Figure 8 shows the code snippet to prepare the received temperature value from the sensor to be displayed on the serial terminal, to store the temperature value in the EEPROM memory. This complete action will happen only if the temperature sensor value is ready and I²C PLIB is free.
Figure 9 shows the code snippet to implement the change of periodicity of the LED Toggling rate and Temperature Sampling rate. Later, prepare a message for the change on the serial terminal when the user presses the SW0 switch.
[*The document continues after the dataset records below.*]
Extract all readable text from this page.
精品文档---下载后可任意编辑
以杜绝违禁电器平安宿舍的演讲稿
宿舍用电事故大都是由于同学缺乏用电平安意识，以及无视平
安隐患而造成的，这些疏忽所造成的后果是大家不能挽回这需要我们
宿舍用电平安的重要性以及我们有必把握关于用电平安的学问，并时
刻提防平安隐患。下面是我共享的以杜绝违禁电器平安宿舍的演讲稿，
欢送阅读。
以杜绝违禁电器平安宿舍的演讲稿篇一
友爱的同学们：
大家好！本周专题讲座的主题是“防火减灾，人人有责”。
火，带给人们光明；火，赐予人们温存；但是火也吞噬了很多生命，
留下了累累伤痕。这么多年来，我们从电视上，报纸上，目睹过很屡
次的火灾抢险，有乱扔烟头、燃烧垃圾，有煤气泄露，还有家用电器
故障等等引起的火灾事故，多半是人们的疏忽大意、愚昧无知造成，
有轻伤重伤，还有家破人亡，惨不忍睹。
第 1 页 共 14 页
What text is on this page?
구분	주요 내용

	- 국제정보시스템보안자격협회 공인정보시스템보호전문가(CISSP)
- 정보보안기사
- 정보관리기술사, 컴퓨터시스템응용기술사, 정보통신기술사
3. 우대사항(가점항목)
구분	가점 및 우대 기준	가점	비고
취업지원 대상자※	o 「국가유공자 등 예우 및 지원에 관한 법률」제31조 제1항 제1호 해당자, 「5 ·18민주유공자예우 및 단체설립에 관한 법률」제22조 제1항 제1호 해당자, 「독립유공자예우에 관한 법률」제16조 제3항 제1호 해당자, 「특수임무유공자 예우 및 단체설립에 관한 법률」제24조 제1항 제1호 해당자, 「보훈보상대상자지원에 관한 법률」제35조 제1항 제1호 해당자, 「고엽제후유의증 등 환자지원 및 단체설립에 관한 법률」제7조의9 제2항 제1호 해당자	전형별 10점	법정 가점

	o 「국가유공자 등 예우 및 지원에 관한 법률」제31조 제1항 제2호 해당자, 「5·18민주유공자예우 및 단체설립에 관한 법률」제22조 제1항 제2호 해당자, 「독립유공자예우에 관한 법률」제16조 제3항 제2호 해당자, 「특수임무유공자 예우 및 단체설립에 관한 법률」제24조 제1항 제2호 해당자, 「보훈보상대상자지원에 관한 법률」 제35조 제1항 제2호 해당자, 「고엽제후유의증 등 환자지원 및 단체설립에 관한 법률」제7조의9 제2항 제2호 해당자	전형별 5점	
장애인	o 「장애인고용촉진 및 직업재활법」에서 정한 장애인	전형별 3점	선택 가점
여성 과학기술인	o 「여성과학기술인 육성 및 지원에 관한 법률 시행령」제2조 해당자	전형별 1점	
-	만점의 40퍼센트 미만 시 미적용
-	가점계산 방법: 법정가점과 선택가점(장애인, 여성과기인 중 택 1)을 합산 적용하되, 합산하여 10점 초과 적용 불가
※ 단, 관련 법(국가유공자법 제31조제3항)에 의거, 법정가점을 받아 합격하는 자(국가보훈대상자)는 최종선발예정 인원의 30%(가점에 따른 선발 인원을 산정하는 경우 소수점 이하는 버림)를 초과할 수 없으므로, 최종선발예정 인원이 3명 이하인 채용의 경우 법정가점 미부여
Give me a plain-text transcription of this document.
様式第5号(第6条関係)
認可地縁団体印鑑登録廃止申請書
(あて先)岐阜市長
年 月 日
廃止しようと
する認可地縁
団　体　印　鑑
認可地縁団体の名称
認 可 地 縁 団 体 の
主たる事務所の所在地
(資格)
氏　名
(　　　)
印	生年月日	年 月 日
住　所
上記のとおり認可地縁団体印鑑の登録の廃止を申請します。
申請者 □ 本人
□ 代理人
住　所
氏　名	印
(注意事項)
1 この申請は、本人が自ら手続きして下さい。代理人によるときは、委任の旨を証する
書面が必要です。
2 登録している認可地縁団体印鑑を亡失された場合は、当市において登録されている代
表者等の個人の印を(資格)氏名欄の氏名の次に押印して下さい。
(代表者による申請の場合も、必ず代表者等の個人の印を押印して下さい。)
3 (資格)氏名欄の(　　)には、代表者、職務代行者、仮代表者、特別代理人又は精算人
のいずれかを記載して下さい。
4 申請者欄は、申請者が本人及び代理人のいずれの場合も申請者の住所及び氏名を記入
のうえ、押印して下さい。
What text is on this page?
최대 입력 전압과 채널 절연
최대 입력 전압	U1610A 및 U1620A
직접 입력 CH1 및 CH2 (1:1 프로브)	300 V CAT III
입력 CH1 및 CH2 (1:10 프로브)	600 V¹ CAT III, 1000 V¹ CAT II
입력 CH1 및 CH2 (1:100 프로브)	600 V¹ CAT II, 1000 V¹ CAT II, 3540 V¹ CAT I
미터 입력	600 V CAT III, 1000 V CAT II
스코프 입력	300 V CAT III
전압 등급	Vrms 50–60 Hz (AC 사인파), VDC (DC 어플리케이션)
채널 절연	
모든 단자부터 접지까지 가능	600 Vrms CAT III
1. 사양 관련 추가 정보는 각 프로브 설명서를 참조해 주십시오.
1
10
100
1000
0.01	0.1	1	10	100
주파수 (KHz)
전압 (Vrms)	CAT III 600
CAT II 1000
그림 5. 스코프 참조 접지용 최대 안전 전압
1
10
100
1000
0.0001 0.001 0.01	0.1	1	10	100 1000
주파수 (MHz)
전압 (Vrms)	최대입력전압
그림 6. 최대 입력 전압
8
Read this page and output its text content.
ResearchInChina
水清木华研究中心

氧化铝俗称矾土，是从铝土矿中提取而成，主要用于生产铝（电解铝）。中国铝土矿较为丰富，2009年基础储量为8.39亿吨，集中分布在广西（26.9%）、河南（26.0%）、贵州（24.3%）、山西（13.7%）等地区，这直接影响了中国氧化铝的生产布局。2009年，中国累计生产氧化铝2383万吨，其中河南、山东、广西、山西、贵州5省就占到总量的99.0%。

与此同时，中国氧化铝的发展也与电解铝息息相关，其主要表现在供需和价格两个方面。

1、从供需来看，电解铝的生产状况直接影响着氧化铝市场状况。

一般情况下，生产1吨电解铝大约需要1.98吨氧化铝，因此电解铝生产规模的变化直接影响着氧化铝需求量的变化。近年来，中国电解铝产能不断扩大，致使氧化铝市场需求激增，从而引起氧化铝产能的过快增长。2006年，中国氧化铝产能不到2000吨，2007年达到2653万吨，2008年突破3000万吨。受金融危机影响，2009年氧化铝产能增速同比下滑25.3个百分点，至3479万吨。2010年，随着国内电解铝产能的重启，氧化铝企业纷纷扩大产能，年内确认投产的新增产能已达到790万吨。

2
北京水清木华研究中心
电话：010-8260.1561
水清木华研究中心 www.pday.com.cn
Figure 9 also shows the code snippet for changing the LED toggling rate.
Figure 10 shows the code snippet to change the temperature sampling rate.
By default, the LED sampling rate (Basic Functionality) is displayed on the terminal. By pressing the switch SW1, the temperature sampling rate (Extended Functionality) is displayed. Switch SW1 press is used toggle from Basic Functionality to Extended Functionality and vice-versa.
Figure 11 shows the code snippet to submit an I²C transfer to read the last five temperature values stored in the EEPROM memory when a read request is received from the non-secure application and I²C PLIB is free.
Under Source Files > trustZone, in the nonsecure_entry.c file, implement the following variables and non-secure callables to access and request the secure application from the non-secure application.
bool __attribute__((cmse_nonsecure_entry)) readUartTxData(uint8_t *lcluartTxBuffer)
{
bool localSecureUartStatus = readUartTxStatus;
if(localSecureUartStatus == true)
{
memset((char*)lcluartTxBuffer, 0x00, 100);
memcpy(lcluartTxBuffer, uartTxTempBuffer, strlen((const char *)&uartTxTempBuffer[0]));
readUartTxStatus = false;
}
return (localSecureUartStatus);
}
void __attribute__((cmse_nonsecure_entry)) readEEPROMTemperatureDataReq(uint8_t *temperatureBuf)
{
isEEPROMRead = true;
eepromRxBuffer = temperatureBuf;
return ;
}
bool __attribute__((cmse_nonsecure_entry)) getEEPROMTemperatureDataReadStatus(uint8_t *LclWrIndex)
{
bool lclEEPROMTempDataReadStatus = eepromTemperatureDataReadStatus;
eepromTemperatureDataReadStatus = false;
*LclWrIndex = wrIndex;
return (lclEEPROMTempDataReadStatus);
}
void __attribute__((cmse_nonsecure_entry)) secureAppEntry(void)
{
secureApp();
}
Following the addition of the code above, add the header:
#include <stddef.h> // Defines NULL